The class of chemical compounds known as PFAS is ubiquitous, so much so that they are supposedly in the bloodstream of 95% of Americans. They are found in the dust we breathe and the water we drink. (The floodgates opened when the EPA finally announced in April that PFAS must be removed from tap water.) Countless everyday items are made with PFAS, from cookware to clothing to cosmetics. And some manufacturers could drown in the floodgates, particularly those who knew way back in the 1960s about adverse health effects from PFAS exposure.

There’s DuPont, for instance, which purchased PFOA (short for perfluorooctanoic acid and one man-made chemical found in PFAS) from 3M in 1951 to make Teflon. If you saw the movie “Dark Waters” starring Mark Ruffalo, you’ll remember how DuPont contaminated an entire town. And this is not Hollywood. Fact: 3M advised DuPont to incinerate PFOA or send it to chemical-waste facilities. But over several decades, DuPont pumped hundreds of thousands of pounds of PFOA powder into the Ohio River. Then in the 1970s, DuPont discovered high concentrations of PFOA in the blood of factory workers at Washington Works but chose not to tell the E.P.A. It gets worse. In 1981, 3M found that ingestion of PFOA caused birth defects in rats and told DuPont, which then tested the children of pregnant employees in their Teflon division. Of seven births, two had eye defects. Again, DuPont chose not to make this information public. The EPA in 2005 fined DuPont $10million for failure to disclose PFAS’s adverse effects – the largest environmental settlement in history. Now that amount is a pittance.

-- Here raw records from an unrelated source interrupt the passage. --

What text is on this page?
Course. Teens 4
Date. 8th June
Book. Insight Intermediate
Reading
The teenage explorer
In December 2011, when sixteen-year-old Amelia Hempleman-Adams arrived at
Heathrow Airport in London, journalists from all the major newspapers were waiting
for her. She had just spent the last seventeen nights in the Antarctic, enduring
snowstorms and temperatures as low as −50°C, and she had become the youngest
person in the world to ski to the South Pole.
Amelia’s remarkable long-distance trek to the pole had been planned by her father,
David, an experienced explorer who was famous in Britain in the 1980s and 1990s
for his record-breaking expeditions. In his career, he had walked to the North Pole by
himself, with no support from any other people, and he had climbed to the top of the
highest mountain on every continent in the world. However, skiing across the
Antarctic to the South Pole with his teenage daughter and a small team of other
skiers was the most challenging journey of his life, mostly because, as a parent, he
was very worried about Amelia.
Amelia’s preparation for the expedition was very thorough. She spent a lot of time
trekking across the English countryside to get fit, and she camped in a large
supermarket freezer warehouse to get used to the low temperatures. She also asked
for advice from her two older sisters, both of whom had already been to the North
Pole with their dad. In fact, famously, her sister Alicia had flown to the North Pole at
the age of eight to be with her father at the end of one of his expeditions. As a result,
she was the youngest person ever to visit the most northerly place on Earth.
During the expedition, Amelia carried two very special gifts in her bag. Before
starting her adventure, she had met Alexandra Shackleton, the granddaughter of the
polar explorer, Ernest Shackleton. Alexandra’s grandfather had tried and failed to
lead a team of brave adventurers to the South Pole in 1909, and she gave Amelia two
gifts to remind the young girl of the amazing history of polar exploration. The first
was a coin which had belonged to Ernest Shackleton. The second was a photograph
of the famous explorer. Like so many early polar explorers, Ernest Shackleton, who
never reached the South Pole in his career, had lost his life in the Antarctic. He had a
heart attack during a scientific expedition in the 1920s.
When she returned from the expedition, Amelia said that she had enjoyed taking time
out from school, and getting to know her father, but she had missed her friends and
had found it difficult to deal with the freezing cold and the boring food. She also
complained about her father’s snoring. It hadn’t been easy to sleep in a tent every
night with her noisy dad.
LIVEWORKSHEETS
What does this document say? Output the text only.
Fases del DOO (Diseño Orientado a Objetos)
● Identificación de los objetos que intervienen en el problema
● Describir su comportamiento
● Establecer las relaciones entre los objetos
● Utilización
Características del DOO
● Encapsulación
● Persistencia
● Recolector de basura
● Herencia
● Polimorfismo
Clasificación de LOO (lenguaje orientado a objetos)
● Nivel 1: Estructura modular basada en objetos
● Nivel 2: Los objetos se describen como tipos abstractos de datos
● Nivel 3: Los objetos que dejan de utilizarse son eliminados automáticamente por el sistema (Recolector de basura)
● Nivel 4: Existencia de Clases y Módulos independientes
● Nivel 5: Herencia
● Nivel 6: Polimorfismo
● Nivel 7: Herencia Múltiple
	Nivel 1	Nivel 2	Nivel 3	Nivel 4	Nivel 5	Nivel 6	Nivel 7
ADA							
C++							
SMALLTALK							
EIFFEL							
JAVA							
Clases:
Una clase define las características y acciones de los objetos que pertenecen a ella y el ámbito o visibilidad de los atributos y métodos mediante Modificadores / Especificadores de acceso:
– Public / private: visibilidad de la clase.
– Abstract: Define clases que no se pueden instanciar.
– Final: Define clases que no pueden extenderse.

Reuters reported late last year that lawsuits accusing major chemical companies (such as 3M, Chemours, Corteva and of course DuPont) of polluting U.S. drinking water with toxic PFAS chemicals led to over $11 billion in settlements in 2023, with experts predicting that new federal regulations and a growing awareness of the breadth of PFAS contamination in the U.S. will spur more litigation and settlements in the year ahead. Many cases, such as PFAS in firefighting foams, have been consolidated in multidistrict litigation (MDL) in South Carolina federal court. And Reuters also reported that legal experts predict more PFAS-related lawsuits to be filed outside of the MDL in 2024, including more claims against consumer brands whose products contain PFAS and more personal injury claims.

One attorney told the NYT that there will be more PFAS-related litigation than combining tobacco, asbestos, and MTBE (Methyl tert-Butyl Ether added to gasoline in the late 1980s that contaminated drinking water). The trio led to claims surpassing hundreds of billions of dollars. However, unlike tobacco, which wasn’t used by everyone, “pretty much every one of us in the United States is walking around with PFAS in our bodies,” Erik Olson, senior strategic director for environmental health at the Natural Resources Defense Council, told the NYT. “And we’re being exposed without our knowledge or consent, often by industries that knew how dangerous the chemicals were, and failed to disclose that…That’s a formula for really significant liability.”